Jurisprudence | Loi sur la partie générale des assurances sociales

 

Récusation d’un expert partageant son cabinet avec le médecin-conseil de l’assurance qui le mandate

 

Résumé

Le cas de Sieur A, victime d’un accident, est soumis au médecin-conseil de l’assurance Helsana, le Dr B, qui juge la fracture guérie, le reste étant dégénératif. Cela justifie de de cesser la prise en charge mais Sieur A s’oppose à cette décision. C’est ainsi qu’en août 2019 Helsana l’informe qu’une expertise sera mise en œuvre auprès du Dr C. Cet expert, proposé par le Dr B, estime que la cause des douleurs n’est plus l’accident mais un état pathologique antérieur à celui-ci. Sur cette base Helsana confirme, par décision du 14 juillet 2020, qu’elle cesse la prise en charge. Le 24 juillet 2020 le nouvel avocat de Sieur A fait valoir que l’expert C n’était ni impartial ni indépendant, car il partageait son cabinet médical avec le Dr B ; l’avocat demande l’annulation de la décision du 14 juillet 2020 ; il requiert également la production par Helsana d’une liste anonymisée de toutes les expertises confiées au Dr C depuis 2010. Helsana refuse et le Dr B d’expliquer qu’il ne fait que partager les locaux et les frais avec le Dr C sans être une Sàrl ou une SA, de sorte que leurs revenus sont indépendants. L’instruction révèlera que, sur une période de 12 ans, le Dr C a rendu 169 rapports d’expertise sur proposition du Dr B et encaissé un montant total d’honoraires de 562’920 fr 90.

L’affaire est soumise au Tribunal fédéral (ci-après TF) qui considère que Sieur A avait bien un motif de récusation de l’expert C et qu’on ne pouvait pas lui reprocher de l’avoir invoqué tardivement.

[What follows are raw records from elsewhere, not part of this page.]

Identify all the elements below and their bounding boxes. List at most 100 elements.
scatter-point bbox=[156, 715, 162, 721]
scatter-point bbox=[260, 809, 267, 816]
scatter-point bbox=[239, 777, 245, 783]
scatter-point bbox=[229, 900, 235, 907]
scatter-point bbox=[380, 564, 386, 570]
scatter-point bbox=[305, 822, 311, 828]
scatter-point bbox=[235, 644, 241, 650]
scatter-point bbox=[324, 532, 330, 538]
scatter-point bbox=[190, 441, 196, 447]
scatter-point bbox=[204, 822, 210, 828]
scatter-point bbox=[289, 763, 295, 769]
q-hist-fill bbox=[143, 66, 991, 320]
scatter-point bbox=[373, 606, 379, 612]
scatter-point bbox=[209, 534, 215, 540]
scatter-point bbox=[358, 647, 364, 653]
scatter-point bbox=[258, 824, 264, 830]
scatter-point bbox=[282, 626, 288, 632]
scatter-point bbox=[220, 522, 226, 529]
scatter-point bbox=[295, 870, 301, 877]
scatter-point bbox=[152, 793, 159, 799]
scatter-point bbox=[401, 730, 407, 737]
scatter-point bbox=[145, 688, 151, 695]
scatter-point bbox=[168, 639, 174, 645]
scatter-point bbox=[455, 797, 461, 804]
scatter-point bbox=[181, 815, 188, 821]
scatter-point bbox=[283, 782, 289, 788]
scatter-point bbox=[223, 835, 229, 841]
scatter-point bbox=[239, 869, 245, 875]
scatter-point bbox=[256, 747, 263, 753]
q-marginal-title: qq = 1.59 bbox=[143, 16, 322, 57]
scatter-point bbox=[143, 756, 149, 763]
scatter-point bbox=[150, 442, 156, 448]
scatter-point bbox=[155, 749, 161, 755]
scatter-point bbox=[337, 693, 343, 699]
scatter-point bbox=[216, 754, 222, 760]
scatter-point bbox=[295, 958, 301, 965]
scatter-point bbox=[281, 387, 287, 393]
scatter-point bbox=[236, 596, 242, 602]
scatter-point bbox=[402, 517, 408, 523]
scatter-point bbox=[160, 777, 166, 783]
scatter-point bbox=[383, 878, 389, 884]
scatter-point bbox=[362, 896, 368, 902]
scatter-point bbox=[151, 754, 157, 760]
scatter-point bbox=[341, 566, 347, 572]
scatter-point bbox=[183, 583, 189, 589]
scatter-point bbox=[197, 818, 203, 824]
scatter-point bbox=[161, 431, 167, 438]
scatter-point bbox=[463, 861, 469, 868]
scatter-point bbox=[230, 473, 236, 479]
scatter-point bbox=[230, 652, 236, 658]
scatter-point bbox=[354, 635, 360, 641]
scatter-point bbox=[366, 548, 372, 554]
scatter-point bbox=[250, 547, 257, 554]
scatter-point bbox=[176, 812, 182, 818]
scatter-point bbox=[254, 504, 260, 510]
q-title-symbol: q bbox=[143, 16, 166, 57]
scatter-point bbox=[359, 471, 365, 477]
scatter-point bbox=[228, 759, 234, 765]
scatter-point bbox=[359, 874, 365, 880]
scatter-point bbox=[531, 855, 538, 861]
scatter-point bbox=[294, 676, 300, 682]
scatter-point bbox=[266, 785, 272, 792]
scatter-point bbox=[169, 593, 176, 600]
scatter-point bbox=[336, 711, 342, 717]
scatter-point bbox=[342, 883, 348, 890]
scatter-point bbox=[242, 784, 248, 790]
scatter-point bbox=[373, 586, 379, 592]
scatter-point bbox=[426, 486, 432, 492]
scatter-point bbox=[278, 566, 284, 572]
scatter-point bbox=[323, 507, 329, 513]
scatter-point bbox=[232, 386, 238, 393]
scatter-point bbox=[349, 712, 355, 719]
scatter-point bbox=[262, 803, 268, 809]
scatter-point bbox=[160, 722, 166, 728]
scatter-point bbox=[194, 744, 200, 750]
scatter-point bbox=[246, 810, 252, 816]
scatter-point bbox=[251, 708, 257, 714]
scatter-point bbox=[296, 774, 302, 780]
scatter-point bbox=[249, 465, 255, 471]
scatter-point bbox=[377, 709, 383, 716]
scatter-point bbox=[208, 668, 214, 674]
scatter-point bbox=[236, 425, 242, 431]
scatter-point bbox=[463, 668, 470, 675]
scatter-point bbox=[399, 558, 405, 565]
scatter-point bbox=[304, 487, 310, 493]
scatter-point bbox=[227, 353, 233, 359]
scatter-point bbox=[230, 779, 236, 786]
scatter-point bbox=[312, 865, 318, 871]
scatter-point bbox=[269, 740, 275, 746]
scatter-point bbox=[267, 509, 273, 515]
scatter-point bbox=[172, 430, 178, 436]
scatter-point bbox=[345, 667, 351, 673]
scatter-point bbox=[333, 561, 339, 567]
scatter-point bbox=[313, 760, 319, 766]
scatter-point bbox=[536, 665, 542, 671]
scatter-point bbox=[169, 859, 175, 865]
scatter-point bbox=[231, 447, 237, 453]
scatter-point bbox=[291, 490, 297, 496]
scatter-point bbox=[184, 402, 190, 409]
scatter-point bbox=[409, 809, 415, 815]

Selon l’article 44 LPGA la communication du nom de l’expert doit permettre à l’assuré de reconnaître s’il s’agit d’une personne à l’encontre de laquelle il existerait un motif de récusation, c’est-à-dire des circonstances propres à faire naître un doute sur son impartialité. En l’espèce, le fait que les Drs B et C exploitent ensemble un cabinet de groupe et que le premier propose de confier l’expertise au second était de nature à créer objectivement l’apparence d’une prévention. En effet, un petit cabinet de groupe implique une présence régulière dans les locaux de nature à favoriser des liens plus étroits que ceux qui peuvent exister entre des spécialistes qui se croisent à l’occasion hors de leur lieu de travail. Des contacts quotidiens, doublés d’une communauté d’intérêts économiques à travers le partage des frais, constituent des éléments objectifs suffisants à faire naître l’apparence d’une prévention lorsqu’un des associés est désigné comme expert par un assureur qui emploie l’autre comme médecin-conseil.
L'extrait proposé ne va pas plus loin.